I don’t think I get what phenomenon you’re pointing to.
Your first bullet point makes it sound like AlphaGo wasn’t trained using self-play, in contrast to AlphaZero. However, AlphaGo was trained with a combination of supervised learning and self-play. They removed the supervised learning part from AlphaZero to make it simpler and more general.
DreamerV3 also fits the pattern where previous SOTA approaches used a combination of imitation learning and reinforcement learning, while DreamerV3 was able to remove the imitation learning part.[1]
To my understanding, AlphaProof was trained by translating a bunch of math problems to Lean, and using “correct proof” as reward for AlphaZero. This approach also combines human data (our math problems) with reinforcement learning (AlphaZero).
Your final example feels close to AlphaProof if you finish it with “Then you finetune CoT with reinforcement learning to yield impressive performance on reasoning benchmarks”, but I don’t think that’s what you were going for.
The first two examples seem covered by “when reinforcement learning works well, imitation learning is no longer needed”. Idk about the rest.
Could you clarify by giving more examples or otherwise explain what you’re looking for?
I got curious how DreamerV3 figures out Minecraft with nothing to imitate and no intermediate reward, so I checked the paper. There are intermediate rewards. They give +1 reward for each of 12 ordered milestones leading up to the diamond, and −0.01 for each lost heart and +0.01 for each restored heart. Additionally, they use “the block breaking setting of prior work[19] because the provided action space would make it challenging for stochastic policies to keep a key pressed for a prolonged time”. So to get started, probably the agent manages to randomly break a tree block and get its first reward.

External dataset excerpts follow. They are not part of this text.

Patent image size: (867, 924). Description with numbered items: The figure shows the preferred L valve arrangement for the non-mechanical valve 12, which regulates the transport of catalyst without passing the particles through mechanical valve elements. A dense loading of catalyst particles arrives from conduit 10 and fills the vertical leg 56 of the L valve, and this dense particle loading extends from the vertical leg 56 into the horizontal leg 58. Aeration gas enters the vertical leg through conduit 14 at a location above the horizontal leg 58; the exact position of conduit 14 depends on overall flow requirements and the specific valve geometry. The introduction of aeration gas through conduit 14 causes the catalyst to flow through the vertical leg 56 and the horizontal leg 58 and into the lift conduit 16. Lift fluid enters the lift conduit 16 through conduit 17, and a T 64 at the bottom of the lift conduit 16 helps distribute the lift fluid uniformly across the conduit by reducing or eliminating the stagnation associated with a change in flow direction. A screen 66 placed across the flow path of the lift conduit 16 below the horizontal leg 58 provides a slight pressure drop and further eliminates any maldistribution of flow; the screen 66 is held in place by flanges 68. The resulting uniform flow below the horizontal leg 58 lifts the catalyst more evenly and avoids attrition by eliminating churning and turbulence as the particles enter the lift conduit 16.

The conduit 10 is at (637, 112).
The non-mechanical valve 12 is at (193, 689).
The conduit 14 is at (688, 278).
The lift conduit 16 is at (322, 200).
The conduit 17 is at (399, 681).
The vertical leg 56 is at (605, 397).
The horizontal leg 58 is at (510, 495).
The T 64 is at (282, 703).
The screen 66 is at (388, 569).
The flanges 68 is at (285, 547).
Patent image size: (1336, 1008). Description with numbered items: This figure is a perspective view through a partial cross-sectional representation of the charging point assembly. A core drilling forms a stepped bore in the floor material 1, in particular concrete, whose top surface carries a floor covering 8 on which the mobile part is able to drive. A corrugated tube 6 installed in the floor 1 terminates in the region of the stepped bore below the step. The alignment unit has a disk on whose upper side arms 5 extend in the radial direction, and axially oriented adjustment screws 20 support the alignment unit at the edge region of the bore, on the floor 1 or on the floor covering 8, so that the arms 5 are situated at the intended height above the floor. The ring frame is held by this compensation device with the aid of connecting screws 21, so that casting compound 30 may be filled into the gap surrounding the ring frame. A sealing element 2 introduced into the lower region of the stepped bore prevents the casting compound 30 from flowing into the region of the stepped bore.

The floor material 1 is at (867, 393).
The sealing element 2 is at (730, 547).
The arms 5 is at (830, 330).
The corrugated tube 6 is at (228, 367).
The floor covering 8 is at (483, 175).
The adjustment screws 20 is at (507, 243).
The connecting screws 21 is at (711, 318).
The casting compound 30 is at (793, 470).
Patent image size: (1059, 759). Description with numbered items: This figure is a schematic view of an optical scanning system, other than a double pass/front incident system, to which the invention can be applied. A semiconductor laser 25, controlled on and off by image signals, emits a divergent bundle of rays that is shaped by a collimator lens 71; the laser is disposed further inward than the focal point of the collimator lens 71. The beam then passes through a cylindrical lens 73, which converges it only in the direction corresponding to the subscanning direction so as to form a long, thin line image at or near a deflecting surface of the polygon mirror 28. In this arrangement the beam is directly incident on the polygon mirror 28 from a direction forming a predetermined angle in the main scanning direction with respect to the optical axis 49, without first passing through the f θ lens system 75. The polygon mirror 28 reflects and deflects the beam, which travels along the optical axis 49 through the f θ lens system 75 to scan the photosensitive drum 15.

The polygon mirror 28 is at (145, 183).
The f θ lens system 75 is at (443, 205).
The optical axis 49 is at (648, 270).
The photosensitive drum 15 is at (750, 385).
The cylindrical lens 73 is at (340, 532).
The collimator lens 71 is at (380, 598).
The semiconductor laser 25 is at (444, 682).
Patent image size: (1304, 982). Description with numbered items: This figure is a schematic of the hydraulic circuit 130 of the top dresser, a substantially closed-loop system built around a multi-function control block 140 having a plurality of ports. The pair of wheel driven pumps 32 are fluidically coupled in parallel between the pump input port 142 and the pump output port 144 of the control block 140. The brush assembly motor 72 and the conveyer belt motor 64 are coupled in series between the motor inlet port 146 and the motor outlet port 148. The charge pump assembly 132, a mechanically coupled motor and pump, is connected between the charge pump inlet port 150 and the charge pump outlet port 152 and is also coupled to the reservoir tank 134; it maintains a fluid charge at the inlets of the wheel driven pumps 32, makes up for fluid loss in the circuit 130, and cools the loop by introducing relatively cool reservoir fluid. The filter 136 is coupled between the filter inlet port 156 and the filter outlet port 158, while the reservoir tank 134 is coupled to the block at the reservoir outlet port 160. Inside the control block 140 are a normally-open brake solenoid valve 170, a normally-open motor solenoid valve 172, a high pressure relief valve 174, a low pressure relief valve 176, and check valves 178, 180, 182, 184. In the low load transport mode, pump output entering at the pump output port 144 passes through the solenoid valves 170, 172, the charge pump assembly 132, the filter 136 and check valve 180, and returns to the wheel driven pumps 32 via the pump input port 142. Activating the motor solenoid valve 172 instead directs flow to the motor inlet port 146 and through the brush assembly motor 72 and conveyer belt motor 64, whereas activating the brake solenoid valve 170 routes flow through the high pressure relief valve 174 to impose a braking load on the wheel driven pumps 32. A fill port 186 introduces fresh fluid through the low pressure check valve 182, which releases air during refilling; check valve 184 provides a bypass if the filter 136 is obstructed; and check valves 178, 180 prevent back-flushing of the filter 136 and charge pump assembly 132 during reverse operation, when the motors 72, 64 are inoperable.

With AlphaProof, the relevant piece is that the solver network generates its own proofs and disproofs to train against. There’s no imitation learning after formalization. There is a slight disanalogy where, for formalization, we mostly jumped straight to self-play/search, and I don’t think there was ever a major imitation-learning-based approach (though I did find at least one example).
Your quote “when reinforcement learning works well, imitation learning is no longer needed” is pretty close to what I mean. What I’m actually trying to get at is a stronger statement: we often bootstrap using imitation learning to figure out how to get the reinforcement learning component working initially, but once we do, we can usually discard the imitation learning entirely.
I think AlphaProof is pretty far from being just RL from scratch:
they use a pretrained language model; I think the model is trained on human math in particular ( https://archive.is/Cwngq#selection-1257.0-1272.0:~:text=Dr. Hubert’s team,frequency was reduced. )
do we have good reason to think they didn’t specifically train it on human lean proofs? it seems plausible to me that they did but idk
the curriculum of human problems teaches it human tricks
lean sorta “knows” a bunch of human tricks
We could argue about whether AlphaProof “is mostly human imitation or mostly RL”, but I feel like it’s pretty clear that it’s more analogous to AlphaGo than to AlphaZero.
(a relevant thread: https://www.lesswrong.com/posts/sTDfraZab47KiRMmT/views-on-when-agi-comes-and-on-strategy-to-reduce?commentId=ZKuABGnKf7v35F5gp )
Okay, great, then we just have to wait a year for AlphaProofZero to get a perfect score on the IMO.